As a growing number of countries turn to nuclear energy as a way to achieve energy security and reduce carbon emissions, there is growing rivalry between China, Russia and the US. Russia has established itself as a major supplier of nuclear power plant equipment internationally — and Russian companies would have been in a strong position to complete Belene as the existing equipment was supplied by Atomstroyexport. In neighbouring Romania, China General Nuclear Power Corp. (CGN) was originally picked to expand the Cernavoda nuclear power plant, but Bucharest broke off its agreement with the Chinese company in June 2020 and now plans to work with US, French and Canadian partners instead. 

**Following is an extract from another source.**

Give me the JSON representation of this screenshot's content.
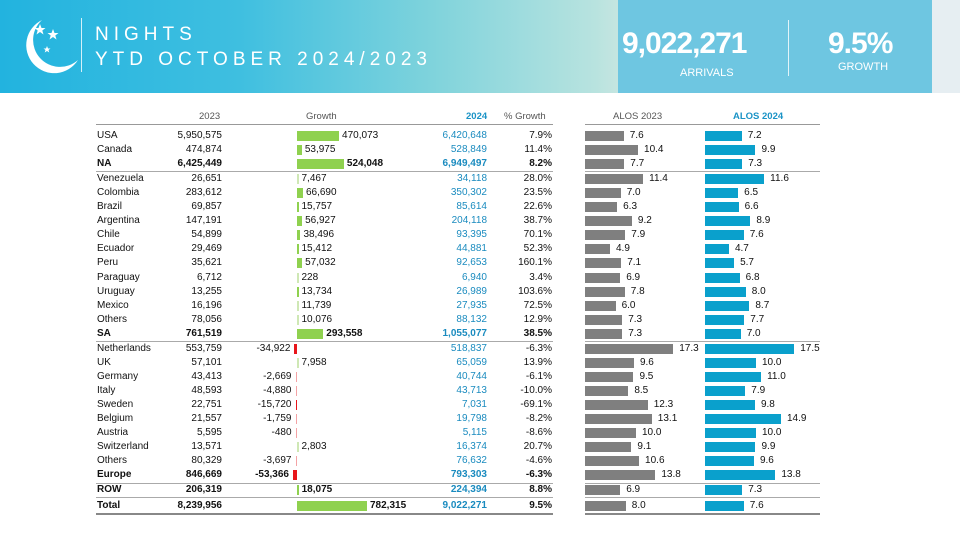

But there are more fundamental problems with the viability of the Belene project, which has been kept going to a large extent because of the huge sunk costs. 

Sofia may struggle to get EU approval for the project, as the European Commission said when it was revived in 2018 that it will be considered a new project and will only gain approval if the procedure restarts from scratch. 

Experts have repeatedly said that Bulgaria does not need any new nuclear reactors and that the electricity they would produce would be too expensive.

Initially, Bulgaria claimed that Belene would replace the two existing units at Kozloduy once their lifespan ends, but as the two reactors have now been upgraded this is not the case anymore. Then, there were claims that Bulgaria could export the electricity within the region but experts again claim the electricity would not find a market as it would be too expensive. Neighbouring countries are also building their own capacities, and might not need to import electricity at all.